Mark Osipovich Reizen was born on July 3, 1895 in the village of Nikitovka, Bakhmutsky district, Yekaterinoslav province. His father Osip Matveyevich owned a coal warehouse at a nearby railway station. The family was fond of music; children played various musical instruments - mandoline, balalaika, guitar and accordion. During the First World War of 1914-1917, the future singer served at the Finnish Rifle Regiment, was wounded twice and was decorated with two St. George's Crosses. While at the battlefield, Reizen organized a group of balalaika players in his squadron and played mandoline himself. After the second battel injury and demobilization in June 1917, he entered Kharkov Institute of Technology. Hence, one of his friends, without his permission, put his name down for admission tests at the Kharkov Conservatory. Moreover, Mark admitted to the class of Professor Federico Bugamelli. At the conservatory, the young singer studied so successfully that half a year after entering he was he was promoted to the second course, in spring - to the third, and at the fall of 1918 - to the fourth one.

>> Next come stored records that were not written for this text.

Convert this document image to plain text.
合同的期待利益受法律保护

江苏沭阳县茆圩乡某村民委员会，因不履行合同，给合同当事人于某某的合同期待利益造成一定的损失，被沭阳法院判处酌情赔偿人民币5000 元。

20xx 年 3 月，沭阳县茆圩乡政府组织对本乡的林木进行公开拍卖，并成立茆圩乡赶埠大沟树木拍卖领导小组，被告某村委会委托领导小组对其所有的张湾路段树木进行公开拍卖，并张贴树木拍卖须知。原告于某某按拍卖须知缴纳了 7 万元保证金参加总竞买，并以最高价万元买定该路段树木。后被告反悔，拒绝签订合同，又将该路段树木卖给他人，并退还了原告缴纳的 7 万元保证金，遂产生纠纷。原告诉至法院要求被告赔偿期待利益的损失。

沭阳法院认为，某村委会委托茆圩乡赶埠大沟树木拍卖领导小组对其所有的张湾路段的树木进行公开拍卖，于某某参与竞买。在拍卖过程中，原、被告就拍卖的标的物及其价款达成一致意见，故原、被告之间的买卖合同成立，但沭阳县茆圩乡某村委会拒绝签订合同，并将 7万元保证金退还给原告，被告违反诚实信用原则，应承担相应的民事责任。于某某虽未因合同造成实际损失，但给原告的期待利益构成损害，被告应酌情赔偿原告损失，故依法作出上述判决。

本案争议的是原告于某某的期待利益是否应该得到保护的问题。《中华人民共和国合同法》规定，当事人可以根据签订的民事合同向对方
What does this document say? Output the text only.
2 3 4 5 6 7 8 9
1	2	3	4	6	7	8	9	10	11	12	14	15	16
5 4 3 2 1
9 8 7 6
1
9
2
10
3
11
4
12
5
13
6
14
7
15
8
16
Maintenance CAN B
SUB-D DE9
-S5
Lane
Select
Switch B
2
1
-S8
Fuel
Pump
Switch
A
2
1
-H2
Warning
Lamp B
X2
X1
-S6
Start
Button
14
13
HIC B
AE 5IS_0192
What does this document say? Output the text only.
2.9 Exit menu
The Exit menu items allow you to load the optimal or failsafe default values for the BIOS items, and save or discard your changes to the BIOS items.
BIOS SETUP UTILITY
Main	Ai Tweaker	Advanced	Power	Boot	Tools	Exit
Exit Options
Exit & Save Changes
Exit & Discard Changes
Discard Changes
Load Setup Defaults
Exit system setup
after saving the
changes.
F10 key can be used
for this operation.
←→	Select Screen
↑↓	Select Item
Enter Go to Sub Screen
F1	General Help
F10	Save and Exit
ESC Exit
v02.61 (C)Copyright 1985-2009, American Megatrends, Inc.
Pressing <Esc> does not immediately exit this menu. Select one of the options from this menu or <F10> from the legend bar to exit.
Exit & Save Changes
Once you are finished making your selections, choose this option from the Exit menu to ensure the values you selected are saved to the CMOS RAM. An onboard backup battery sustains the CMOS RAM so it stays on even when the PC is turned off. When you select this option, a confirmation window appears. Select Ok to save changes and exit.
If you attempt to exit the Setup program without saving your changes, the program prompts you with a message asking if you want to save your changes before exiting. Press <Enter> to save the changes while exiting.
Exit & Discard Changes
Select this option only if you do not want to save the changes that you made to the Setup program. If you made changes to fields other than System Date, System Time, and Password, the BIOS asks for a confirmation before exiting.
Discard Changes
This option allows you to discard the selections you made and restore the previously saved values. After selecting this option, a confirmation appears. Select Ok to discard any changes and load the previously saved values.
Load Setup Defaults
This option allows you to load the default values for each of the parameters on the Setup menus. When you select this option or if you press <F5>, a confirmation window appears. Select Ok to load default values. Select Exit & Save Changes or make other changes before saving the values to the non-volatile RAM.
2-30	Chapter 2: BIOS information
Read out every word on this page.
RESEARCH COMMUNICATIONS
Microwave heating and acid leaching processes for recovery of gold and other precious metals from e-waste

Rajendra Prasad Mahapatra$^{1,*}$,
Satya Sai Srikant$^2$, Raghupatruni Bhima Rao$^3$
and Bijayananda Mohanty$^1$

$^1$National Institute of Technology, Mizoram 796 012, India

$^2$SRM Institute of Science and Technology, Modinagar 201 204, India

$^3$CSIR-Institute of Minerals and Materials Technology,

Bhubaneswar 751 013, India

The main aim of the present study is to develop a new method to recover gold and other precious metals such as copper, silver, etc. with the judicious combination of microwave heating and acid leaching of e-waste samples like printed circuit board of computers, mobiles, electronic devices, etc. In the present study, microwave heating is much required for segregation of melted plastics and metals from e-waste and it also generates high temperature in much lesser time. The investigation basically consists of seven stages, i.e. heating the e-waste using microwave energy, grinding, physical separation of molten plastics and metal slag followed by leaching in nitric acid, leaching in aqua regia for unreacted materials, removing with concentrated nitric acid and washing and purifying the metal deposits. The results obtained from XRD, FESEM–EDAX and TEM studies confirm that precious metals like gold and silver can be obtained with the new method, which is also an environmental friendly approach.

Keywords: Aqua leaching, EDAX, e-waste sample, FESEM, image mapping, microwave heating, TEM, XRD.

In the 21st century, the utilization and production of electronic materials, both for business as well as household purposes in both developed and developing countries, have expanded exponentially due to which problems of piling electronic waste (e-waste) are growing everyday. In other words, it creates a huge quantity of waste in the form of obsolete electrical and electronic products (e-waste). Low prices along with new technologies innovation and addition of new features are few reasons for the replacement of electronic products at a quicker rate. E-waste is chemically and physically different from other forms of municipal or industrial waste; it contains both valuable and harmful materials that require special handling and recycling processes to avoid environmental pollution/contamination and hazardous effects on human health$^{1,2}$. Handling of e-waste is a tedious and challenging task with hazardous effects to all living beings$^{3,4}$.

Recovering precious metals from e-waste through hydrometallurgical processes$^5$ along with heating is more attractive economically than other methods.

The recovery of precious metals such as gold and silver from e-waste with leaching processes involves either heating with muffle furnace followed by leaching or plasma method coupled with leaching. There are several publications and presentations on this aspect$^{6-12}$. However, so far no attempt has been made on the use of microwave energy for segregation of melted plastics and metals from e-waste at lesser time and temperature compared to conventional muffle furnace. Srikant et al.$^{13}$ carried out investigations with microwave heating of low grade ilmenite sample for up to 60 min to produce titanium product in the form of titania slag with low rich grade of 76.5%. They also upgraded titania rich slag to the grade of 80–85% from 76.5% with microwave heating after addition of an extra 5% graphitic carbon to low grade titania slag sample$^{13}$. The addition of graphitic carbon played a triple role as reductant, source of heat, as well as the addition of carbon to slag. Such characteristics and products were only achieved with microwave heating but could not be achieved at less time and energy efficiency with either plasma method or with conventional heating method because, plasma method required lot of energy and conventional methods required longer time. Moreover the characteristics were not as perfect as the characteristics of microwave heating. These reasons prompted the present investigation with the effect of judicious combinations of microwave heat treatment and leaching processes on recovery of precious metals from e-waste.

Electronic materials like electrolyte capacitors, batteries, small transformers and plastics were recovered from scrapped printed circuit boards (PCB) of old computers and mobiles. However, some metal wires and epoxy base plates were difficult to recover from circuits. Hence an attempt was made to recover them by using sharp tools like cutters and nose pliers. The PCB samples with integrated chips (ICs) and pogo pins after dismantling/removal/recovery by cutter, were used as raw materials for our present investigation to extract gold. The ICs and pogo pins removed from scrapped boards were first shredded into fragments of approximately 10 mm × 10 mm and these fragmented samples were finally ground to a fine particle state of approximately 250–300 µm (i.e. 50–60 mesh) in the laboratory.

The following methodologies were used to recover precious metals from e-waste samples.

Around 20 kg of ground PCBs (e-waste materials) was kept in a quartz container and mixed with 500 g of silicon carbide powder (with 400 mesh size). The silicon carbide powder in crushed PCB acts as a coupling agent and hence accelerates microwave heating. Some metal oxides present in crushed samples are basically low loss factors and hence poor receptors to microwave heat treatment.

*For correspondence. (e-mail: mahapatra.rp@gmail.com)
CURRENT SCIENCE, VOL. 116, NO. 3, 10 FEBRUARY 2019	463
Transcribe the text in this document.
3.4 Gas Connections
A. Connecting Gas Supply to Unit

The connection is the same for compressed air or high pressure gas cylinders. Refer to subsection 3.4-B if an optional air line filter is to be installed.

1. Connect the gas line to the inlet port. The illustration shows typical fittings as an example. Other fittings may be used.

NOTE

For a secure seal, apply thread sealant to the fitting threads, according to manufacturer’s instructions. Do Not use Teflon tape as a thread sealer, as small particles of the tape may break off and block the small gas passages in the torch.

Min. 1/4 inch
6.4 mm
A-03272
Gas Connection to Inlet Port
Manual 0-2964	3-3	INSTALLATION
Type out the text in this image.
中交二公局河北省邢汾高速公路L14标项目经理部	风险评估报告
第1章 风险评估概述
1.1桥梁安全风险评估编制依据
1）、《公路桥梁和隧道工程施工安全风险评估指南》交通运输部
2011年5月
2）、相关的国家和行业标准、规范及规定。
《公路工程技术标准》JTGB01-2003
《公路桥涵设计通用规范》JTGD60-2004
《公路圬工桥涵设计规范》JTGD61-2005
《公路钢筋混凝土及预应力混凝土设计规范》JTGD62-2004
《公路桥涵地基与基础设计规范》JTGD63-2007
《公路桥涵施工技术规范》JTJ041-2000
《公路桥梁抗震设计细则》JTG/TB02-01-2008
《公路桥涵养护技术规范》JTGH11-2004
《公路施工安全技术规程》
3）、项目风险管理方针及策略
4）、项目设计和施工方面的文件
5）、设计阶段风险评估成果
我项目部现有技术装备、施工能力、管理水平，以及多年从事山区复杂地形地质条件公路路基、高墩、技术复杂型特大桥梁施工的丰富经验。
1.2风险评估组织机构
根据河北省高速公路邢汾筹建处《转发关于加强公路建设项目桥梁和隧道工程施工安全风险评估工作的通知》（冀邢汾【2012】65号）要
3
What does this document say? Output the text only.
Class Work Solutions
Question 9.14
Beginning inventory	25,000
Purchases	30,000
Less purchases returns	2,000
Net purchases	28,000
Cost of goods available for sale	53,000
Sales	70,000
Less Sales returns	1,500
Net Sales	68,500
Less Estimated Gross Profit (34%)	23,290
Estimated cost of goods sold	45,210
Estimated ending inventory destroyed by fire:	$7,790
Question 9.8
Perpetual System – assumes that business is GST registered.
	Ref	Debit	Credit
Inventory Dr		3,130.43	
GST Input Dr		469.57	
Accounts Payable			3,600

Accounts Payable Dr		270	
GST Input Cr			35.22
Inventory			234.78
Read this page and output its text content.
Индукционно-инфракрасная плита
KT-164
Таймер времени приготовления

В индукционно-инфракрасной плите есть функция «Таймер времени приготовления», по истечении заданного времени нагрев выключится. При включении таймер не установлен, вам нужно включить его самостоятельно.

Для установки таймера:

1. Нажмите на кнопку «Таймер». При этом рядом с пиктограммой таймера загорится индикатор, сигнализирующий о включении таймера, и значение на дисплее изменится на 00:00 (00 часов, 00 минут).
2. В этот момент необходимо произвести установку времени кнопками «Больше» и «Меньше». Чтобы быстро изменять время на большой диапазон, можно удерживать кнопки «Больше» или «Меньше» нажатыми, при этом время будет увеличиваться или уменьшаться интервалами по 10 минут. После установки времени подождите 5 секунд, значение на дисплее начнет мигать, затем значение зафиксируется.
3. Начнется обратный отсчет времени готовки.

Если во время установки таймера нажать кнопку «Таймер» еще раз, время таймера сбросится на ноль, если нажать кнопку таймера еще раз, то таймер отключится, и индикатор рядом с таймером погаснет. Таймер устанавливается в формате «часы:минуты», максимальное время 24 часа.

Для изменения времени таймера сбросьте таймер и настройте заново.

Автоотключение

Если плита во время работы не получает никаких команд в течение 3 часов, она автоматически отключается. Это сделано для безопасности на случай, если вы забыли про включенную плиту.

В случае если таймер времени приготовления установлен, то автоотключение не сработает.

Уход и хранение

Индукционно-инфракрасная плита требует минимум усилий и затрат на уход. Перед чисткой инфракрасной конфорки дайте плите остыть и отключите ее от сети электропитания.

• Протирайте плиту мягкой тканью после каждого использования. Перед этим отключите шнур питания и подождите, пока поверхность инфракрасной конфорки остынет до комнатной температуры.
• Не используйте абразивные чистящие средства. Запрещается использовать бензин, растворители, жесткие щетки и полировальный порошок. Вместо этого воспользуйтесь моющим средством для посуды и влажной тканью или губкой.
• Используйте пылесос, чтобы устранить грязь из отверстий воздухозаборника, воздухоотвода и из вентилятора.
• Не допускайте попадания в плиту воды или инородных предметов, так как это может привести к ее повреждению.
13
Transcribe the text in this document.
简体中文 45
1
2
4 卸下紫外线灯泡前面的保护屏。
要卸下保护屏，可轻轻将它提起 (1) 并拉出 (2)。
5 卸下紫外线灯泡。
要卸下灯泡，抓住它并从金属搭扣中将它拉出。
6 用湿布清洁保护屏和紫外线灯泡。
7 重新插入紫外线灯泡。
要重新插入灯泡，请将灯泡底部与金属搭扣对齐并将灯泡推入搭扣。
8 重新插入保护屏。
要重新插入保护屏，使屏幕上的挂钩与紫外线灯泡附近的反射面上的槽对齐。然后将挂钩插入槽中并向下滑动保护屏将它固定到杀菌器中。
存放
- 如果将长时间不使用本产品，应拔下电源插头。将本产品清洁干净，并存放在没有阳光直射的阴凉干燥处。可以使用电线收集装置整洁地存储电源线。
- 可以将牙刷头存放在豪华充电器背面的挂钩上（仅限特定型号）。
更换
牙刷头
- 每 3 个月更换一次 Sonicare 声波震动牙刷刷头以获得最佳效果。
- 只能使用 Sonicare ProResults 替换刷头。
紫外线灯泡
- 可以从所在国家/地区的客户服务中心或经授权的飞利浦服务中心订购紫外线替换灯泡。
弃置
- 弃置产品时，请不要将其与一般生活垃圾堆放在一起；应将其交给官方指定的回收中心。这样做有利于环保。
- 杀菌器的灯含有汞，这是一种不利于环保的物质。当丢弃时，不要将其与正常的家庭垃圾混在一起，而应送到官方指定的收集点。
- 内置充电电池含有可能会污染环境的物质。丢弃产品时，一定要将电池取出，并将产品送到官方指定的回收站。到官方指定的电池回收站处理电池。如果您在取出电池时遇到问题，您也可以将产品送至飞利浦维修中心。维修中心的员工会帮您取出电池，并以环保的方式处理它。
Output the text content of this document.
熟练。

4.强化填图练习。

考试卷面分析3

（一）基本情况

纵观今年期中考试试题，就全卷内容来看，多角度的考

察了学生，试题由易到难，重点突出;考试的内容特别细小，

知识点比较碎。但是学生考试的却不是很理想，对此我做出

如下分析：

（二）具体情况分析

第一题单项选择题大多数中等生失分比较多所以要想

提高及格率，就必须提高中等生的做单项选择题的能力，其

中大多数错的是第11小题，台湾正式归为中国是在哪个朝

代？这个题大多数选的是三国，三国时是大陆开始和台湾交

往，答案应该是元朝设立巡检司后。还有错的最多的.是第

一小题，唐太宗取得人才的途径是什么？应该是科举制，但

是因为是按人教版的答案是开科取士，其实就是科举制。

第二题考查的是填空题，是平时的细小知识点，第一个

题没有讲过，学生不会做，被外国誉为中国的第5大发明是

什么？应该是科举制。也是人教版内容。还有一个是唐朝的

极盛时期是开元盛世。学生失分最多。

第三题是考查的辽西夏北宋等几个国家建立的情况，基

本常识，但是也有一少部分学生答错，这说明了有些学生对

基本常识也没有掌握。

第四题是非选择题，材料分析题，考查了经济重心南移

He was a soloist at the Kharkov Opera House from 1921 to 1925. Since 1925, Mark was singing on the stage of the Mariinsky Theatre. He was considered a successor of the Russian singing tradition that was formed by Feodor Chaliapin. As asserted, he was a strapper and had remarkable vocal range. His voice was unique – of great volume, flexible, mellow, with soft timbre; it was voice of comprehensive vocal range - from great octave F (very low note) to A-flat of one line-octave. The enunciation of Mark Reizen was perfect.

Naturally, such a brilliant performer was soon noticed in the capital, and was invited for a tour. Immediately after his performance, Stalin said that excuses were not accepted, and from now on, Mark Osipovich would sing at the Bolshoi Theatre stage.

Since 1930, the whole life of the great singer was connected with the Bolshoi theatre stage. He received three Stalin Prizes (in 1941, 1949, and 1951), three Orders of Lenin (in 1937, 1951, and 1976), the title of the People's Artist of the USSR (1937), the Order of the Red Banner of Labour (1955), the Order of Peoples' Friendship (1985).

Reizen had been serving at Bolshoi Theater for 25 years. His great timbrally rich voice enrapture the audience. Moreover, his bass-cantante (lyric bass) with strong deep bottom notes, allowed him to perform wide-ranging repertoire. The roles in the classical Russian opera repertoire were the base of his artistic achievements. His creative highlights were Boris in the opera "Boris Godunov" and Dosifey in "Khovanshchina" by Modest Mussorgsky. Feeling that his voice was beginning its tremolo, since 1954, the singer turned to teaching at the Gnesins Russian Academy of Music, and from 1965 to 1970, he headed the department of solo singing at the Moscow Conservatory. However, after a few years he realised that his voice regained its former beauty and strength, and returned to the operatic stage.

In 1985, in honor of his 90th anniversary, the Bolshoi Theatre administration decided to stage Eugene Onegin. When Mark Osipovich was informed about this and politely asked if he would be able to sit in the theater box during the entire performance, they received a stunning answer, “I will not be able to sit in a box because I prefer to sing!” And he sang the part of Prince Gremin, getting into the Guinness Book of Records.

Mark Reizen toured abroad, gave many concerts, participated in front-line concert brigades during the Great Patriotic War, he became famous as the outstanding performer of songs and romances.

During his long career, the singer took part in audio recordings of 11 operas and starred in three musical films.

Mark Reizen died on November 25, 1992 at the age of 97. The legendary singer and teacher was buried at the Vvedenskoye cemetery in Moscow.